W°lfgangam 04.04.2020 | 21:27
Hallo Bruno, irgendwie haben Sie das mit dem Minijob - ob mit oder ohne lfd. Rente - und welche versicherungspflichtigen Beitragszeiten/nur simple 'Zählzeiten' daraus entstehen, welche 'Sicherung' ein Minijob für die div. Rentenarten haben könnte, nicht so ganz verstanden. Schauen Sie mal bitte in dieses Merkblatt rein, da wird es hoffentlich klarer: https://www.deutsche-rentenversicherung.de/SharedDocs/Downloads/… Gruß w. PS: ...zur letzten Frage/untere Grenze: ab 0,01 € sind Sie dabei.
Brunoam 04.04.2020 | 22:09
Zitat von W°lfgang anzeigenausblenden
Hallo Wolfgang, ich habe den Link durchgelesen. Jedoch konnte ich nichts gegenteiliges zu meinem ersten Beitrag feststellen. Zeiten im Minijob ergeben Berücksichtigungszeiten für "Rente für besonders langejährig Versicherte" und man hat weiterhin den Anspruch auf Erwerbminderungsrente. Oder habe ich einen kompl. Blackout? Gruß Bruno PS: ich habe derzeit keine laufende Rente oder andere Einkünfte.
W°lfgangam 04.04.2020 | 22:40
Zitat von Bruno anzeigenausblenden
Hallo Bruno, leider ja :-) Gruß w. PS: die nächsten Std./Tage werden Ihnen die Besonderheiten zum Minijob und die daraus resultierenden Rentenzeiten - auch im Hinblick auf die einzelnen Rentenarten - noch erklärt werden. Daher bitte noch etwas Geduld ...ich muss noch mal mit dem Hund durchs Feld (wobei, dieser 'dumme' Wotan hat seinen Mundschutz schon wieder gefressen ;-))
Siehe hieram 05.04.2020 | 12:22
Hallo Bruno, seit 2013 sind auch Minijobs beitragspflichtig in der Rentenversicherung und es werden auch aus einem Minijob Rentenansprühe erwirtschaftet und für weitere Wartezeiten auch mit angerechnet. Dies gilt u.a. auch für die Anspruchserhaltung für Erwerbsminderungsrente. In 'vollem Umfang' gilt dies aber nur, wenn Sie nicht auf die Versicherungspflicht verzichten bzw. aus anderen Gründen Versicherungsfrei sind (wie in der Broschüre im Einzelnen näher erläutert).

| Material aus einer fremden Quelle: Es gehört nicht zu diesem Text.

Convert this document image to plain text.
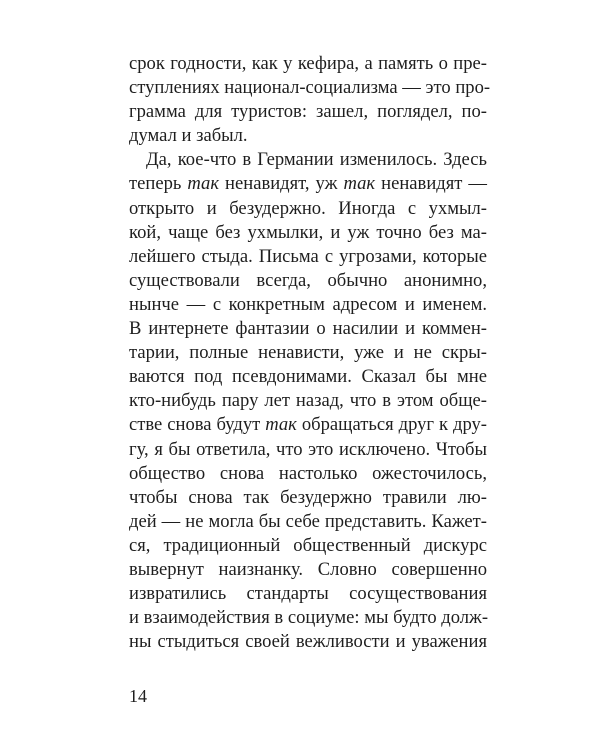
срок годности, как у кефира, а память о пре-
ступлениях национал-социализма — это про-
грамма для туристов: зашел, поглядел, по-
думал и забыл.
Да, кое-что в Германии изменилось. Здесь
теперь так ненавидят, уж так ненавидят —
открыто и безудержно. Иногда с ухмыл-
кой, чаще без ухмылки, и уж точно без ма-
лейшего стыда. Письма с угрозами, которые
существовали всегда, обычно анонимно,
нынче — с конкретным адресом и именем.
В интернете фантазии о насилии и коммен-
тарии, полные ненависти, уже и не скры-
ваются под псевдонимами. Сказал бы мне
кто-нибудь пару лет назад, что в этом обще-
стве снова будут так обращаться друг к дру-
гу, я бы ответила, что это исключено. Чтобы
общество снова настолько ожесточилось,
чтобы снова так безудержно травили лю-
дей — не могла бы себе представить. Кажет-
ся, традиционный общественный дискурс
вывернут наизнанку. Словно совершенно
извратились стандарты сосуществования
и взаимодействия в социуме: мы будто долж-
ны стыдиться своей вежливости и уважения
14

Wichtig zu beachten ist aktuell auch, dass der Zeitraum für eine von vornherein befristetet geringfügige Beschäftigung aufgrund von 'Corona' verlängert wurde. Wenn Sie also jetzt erst einen 'Minijob' starten wollen, sollten Sie darauf achten, dass dieser nicht befristet wird, sonst sind die Einkünfte hieraus beitragsfrei und zählen nicht bzw. nur eingeschränkt mit! Auch hierzu gibt es Informationen in der von @W°lfgang verlinkten Broschüre. Ob Sie ansonsten die Voraussetzungen für Erwerbsminderungsrente bzw. andere Renten erfüllen, kann hier natürlich nicht beurteilt werden. Falls es Ihnen vorwiegend um den Erhalt von Erwerbsminderungsrentenansprüchen geht, können Sie sich auch zusätzlich in der Broschüre https://www.deutsche-rentenversicherung.de/SharedDocs/Downloads/… informieren. Und wenn es nicht zu sehr drängelt, dann sollten Sie eine persönliche Beratung bei Ihrer zuständigen DRV wahrnehmen, sobald die Geschäftsstellen wieder geöffnet haben. Bleiben Sie gesund!
Schadeam 05.04.2020 | 14:12
Für alle die nicht unter Mindestbeitrag bei Minijob googelm können oder wollen. Um versichert zu sein müssen mindestens 18,6% aus 175 €, also 32,55 € gezahlt werden. Beim Verdienst von 100 € zahlt der AG seine 15% Pauschalbeiträge, also 15 €. Somit muss der Minijobber 17,55 € selbst zahlen und hat bei 100 e nur einen Auszahlungsbetrag von 82,45 €. Bei einem Minijobber der aus 30 € Verdienst rentenversichert sein will, zahlt der AG also 4,50 € (15% aus 30 €) und der Minijobber dann 28,05 € - er bekommt dann immerhin noch 1,95€ ausgezahlt. :) jetzt verstanden?
Brunoam 05.04.2020 | 17:34
Zitat von Siehe hier anzeigenausblenden
Siehe hier schrieb

Hallo Bruno,

seit 2013 sind auch Minijobs beitragspflichtig in der Rentenversicherung und es werden auch aus einem Minijob Rentenansprühe erwirtschaftet und für weitere Wartezeiten auch mit angerechnet.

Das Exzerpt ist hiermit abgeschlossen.